Is there a faster way to do this?

Update

Minimal reproducible example of my working code:

import awkward as ak # Awkward 1

myArray = ak.from_iter([[0, 1], [2, 1, 0]]) # Creating example array
myDict = {0: 19.5, 1: 34.1, 2: 10.9}

resultArray = ak.where(myArray == 0, myDict.get(0), 0)
for key in range(1,3):
    resultArray = resultArray + ak.where(myArray == key, myDict.get(key), 0)

myArray:

<Array [[0, 1], [2, 1, 0]] type='2 * var * int64'>

resultArray:

<Array [[19.5, 34.1], [10.9, 34.1, 19.5]] type='2 * var * float64'>

Solution

  • When I mentioned in a comment that np.searchsorted is where you should be looking, I hadn't noticed that myDict includes every consecutive integer as a key. Having a dense lookup table like this would allow faster algorithms, which also happen to be simpler in Awkward Array.

    So, assuming that there's a key in myDict for each integer from 0 up to some value, you can equally well represent the lookup table as

    >>> lookup = ak.Array([myDict[i] for i in range(len(myDict))])
    >>> lookup
    <Array [19.5, 34.1, 10.9] type='3 * float64'>
    

    The problem of picking values at 0, 1, and 2 becomes just an array-slice. (This array-slice is an O(n) algorithm for array length n, unlike np.searchsorted, which would be O(n log n). That's the cost of having sparse lookup keys.)

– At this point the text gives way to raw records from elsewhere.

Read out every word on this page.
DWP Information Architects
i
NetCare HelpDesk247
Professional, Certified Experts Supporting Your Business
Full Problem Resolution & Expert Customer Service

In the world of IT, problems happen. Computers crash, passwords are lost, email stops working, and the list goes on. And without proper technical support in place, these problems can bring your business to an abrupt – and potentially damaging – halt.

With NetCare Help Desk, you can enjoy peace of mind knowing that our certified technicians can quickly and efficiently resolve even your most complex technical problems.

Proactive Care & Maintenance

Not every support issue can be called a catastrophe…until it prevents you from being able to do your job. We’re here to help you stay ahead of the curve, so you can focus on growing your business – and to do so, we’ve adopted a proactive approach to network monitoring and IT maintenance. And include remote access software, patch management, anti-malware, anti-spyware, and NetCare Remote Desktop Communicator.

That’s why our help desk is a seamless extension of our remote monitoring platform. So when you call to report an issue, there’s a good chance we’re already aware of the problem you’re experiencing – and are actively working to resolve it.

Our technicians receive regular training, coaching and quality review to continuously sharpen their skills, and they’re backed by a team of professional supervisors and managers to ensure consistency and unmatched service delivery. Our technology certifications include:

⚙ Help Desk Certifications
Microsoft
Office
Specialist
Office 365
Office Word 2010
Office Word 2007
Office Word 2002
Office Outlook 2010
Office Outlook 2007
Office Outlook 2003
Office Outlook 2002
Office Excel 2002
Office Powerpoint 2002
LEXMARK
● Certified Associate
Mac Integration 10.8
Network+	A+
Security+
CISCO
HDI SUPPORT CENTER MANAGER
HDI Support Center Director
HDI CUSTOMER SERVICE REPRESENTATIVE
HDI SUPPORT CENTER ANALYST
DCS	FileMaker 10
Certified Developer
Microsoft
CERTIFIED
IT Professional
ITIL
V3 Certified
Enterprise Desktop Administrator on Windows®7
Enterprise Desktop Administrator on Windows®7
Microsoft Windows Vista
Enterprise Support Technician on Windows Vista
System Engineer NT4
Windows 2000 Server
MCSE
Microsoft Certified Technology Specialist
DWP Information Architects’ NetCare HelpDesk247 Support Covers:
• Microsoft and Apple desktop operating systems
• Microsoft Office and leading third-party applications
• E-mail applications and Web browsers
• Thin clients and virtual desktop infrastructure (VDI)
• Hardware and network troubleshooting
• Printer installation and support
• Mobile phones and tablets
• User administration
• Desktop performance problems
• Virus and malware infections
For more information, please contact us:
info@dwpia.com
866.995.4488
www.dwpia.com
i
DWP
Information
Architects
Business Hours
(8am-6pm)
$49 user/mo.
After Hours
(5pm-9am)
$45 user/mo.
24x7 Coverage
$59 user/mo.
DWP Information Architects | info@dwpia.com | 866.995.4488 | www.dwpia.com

    The problem, however, is that myArray is nested and lookup is not. We can give lookup the same depth as myArray by slicing it up:

    >>> multilookup = lookup[np.newaxis][np.zeros(len(myArray), np.int64)]
    >>> multilookup
    <Array [[19.5, 34.1, 10.9, ... 34.1, 10.9]] type='2 * 3 * float64'>
    >>> multilookup.tolist()
    [[19.5, 34.1, 10.9], [19.5, 34.1, 10.9]]
    

    And then multilookup[myArray] is exactly what you want:

    >>> multilookup[myArray]
    <Array [[19.5, 34.1], [10.9, 34.1, 19.5]] type='2 * var * float64'>
    

    The lookup had to be duplicated because each list within myArray uses global indexes in the whole lookup. If the memory involved in creating multilookup is prohibitive, you could instead break myArray down to match it:

    >>> flattened, num = ak.flatten(myArray), ak.num(myArray)
    >>> flattened
    <Array [0, 1, 2, 1, 0] type='5 * int64'>
    >>> num
    <Array [2, 3] type='2 * int64'>
    >>> lookup[flattened]
    <Array [19.5, 34.1, 10.9, 34.1, 19.5] type='5 * float64'>
    >>> ak.unflatten(lookup[flattened], nums)
    <Array [[19.5, 34.1], [10.9, 34.1, 19.5]] type='2 * var * float64'>
    

    If your keys are not dense from 0 up to some integer, then you'll have to use np.searchsorted:

    >>> keys = ak.Array(myDict.keys())
    >>> values = ak.Array([myDict[key] for key in keys])
    >>> keys
    <Array [0, 1, 2] type='3 * int64'>
    >>> values
    <Array [19.5, 34.1, 10.9] type='3 * float64'>
    

    In this case, the keys are trivial because it is dense. When using np.searchsorted, you have to explicitly cast the flat Awkward Arrays as NumPy (for now; we're looking to fix that).

    >>> lookup_index = np.searchsorted(np.asarray(keys), np.asarray(flattened), side="left")
    >>> lookup_index
    array([0, 1, 2, 1, 0])
    

    Then we pass it through the trivial keys (which doesn't change it, in this case) before passing it to the values.

    >>> keys[lookup_index]
    <Array [0, 1, 2, 1, 0] type='5 * int64'>
    >>> values[keys[lookup_index]]
    <Array [19.5, 34.1, 10.9, 34.1, 19.5] type='5 * float64'>
    >>> ak.unflatten(values[keys[lookup_index]], num)
    <Array [[19.5, 34.1], [10.9, 34.1, 19.5]] type='2 * var * float64'>
    

    But the thing I was waffling about in yesterday's comment was that you have to do this on the flattened form of myArray (flattened) and reintroduce the structure later ak.unflatten, as above. But perhaps we should wrap np.searchsorted as ak.searchsorted to recognize a fully structured Awkward Array in the second argument, at least. (It has to be unstructured to be in the first argument.)